> From the editor:
At the Source, we have long allowed unsigned letters to the editor and anonymous comments on our website. We did so out of recognition that sometimes it is only under the shield of anonymity that people can safely share important information or perspectives. However, in the interest of honest, transparency, and good old-fashioned manners, we're singing a new tune. From this issue forward, all letters to the editor must be signed to be considered for print. This space is intended to be a forum to discuss the issues of the day and to feature carefully considered perspectives from real people in the community.
Of course, we still understand that sometimes, it simply isn't safe or wise to put one's name to a piece of information. And we're happy to consider anonymous tips. But to participate in the discussion here, we're going to need names. Got strong feelings about this change? Write us a letter—just don't forget to sign your name.
BEND LANDLORD REBUTTALS
I love how, when a person tries to use some clear facts to try to explain investment issues to crybaby renters, the writer is called a whiner. I don't see that here.
But anyway, how about some more facts for the renters who are economically challenged, brain-wise.
Regarding the huge profits you think investment property owners make upon resale of a home, the eventual resale also generates substantial tax bills for the seller for costs called capital gains and depreciation recapture. Also, don't forget the closing costs and six percent sales expense. These can easily add up to 40-60 percent of the gains.
Hold the home for 30 years to get that giant, inflated growth figures tossed out by the math challenged here and guess what, during that period the owner will have paid for a new roof ($14,000, ca ching, ca ching), new kitchen and laundry appliances, new hot water heater, new carpet and paint several times etc., plus other costs of ownership.
Write off the interest on the loan? Well, yeah, maybe but only about 25 cents for every dollar it actually costs you.
Clearly, few of your renters have any real understanding of rental ownership costs.
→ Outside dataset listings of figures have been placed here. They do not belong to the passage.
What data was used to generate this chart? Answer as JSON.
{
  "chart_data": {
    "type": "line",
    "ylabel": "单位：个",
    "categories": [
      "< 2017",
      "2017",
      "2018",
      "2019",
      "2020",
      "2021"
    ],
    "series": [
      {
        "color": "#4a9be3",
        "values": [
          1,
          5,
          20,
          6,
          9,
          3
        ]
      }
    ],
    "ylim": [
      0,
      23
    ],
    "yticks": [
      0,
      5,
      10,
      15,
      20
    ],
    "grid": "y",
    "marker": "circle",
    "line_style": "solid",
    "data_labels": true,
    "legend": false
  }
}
And as far as owners being "lucky/hardworking/successful" enough to afford realty investments, consider this: I had three paper routes at age 13 and invested my earnings way back then in stocks, I worked at multiple jobs while going to college, got scholarships as a result of studying my ass off, promptly paid off my school loans after graduating, and lived for years with multiple roommates to be able to afford rent.
My first full time job after graduation paid $14,700 a year with no benefits. Basically, I saved and scrimped all my life to save money for my retirement investments. I have no pension and my rental income is my retirement.
What I did not do was spend $600 each on smart phones, $100 a month on streaming data plans, hundreds of dollars on tattoos, $100 a month on hair styling, or spend $80 a month on $5 coffees or even more on $7 micro brews. You younger folks just don't understand how spoiled you really are. You don't have any clue as to how to save and invest money, and so you can only sit and complain to yourselves about how tough life is.
My last comment that was also mentioned in that landlord letter and bears repeating: if investors did not buy rental properties, those of you who cannot afford to buy your own home would have no place to live except for going back home to momma and daddy!
IN REPLY TO "HOUSING PRESSURE" (11/4)
Bend's proposed UGB expansion was rejected by the state in 2010, not 2005 as indicated in the article.
Amendments to Bend's planning code—as recommended by and/or implemented with the leadership of Councilors Boddie and Campbell—are in the long term more critical factors than the UGB expansion in addressing the City's affordable housing needs. SDC exemptions, inclusionary zoning, and zoning for higher density and true mixed-use development are sound strategies for addressing Bend's housing crunch. Our City Council has been doing good work on this issue and I applaud them.
BEND'S MISGUIDED TOURISM FOCUS
Much concern has been expressed about affordable housing in Bend and cutting systems development charges seems to be the popular remedy. However, this only deals with the cost side of the issue and simply passes development charges on to the middle and upper classes. At least a part of the problem stems from the fact that the tourism and retail industries pay so little that the hundreds of people employed by those industries won't be able to afford a home no matter how much you cut development charges. What type of house can you afford with an income of $10-$15 per hour?
Another contributing factor resulting from our misguided emphasis on tourism is that some of our leaders have pushed Bend to become a resort community and many in the community work to attract the wealthy, especially from California. This drives up housing prices and locals are not able to compete against Californians coming to Bend with fistfuls of cash equity. A recent ad in the real estate section of the Bulletin proclaimed proudly that Tetherow Resort has recently sold several lots for $300,000 and several homes for about a million dollars each.
Some like to blame the State of Oregon for making less land available for development. The alternative is to continue the sprawl that dominates Central Oregon. Many of us would like to see some way to slow growth as the livability of the local environment is rapidly being compromised, but I am sure the local business community and developers would not stand for it. They appear to dominate the City Council and local planning commissions. Who in this city speaks effectively for a non-congested livable environment? As long as we continue to grow rapidly, we will continue to degrade the environment.
As long as an emphasis is placed upon tourism and developing a resort community, reducing Systems Development Charges will only amount to a token "feel good" exercise.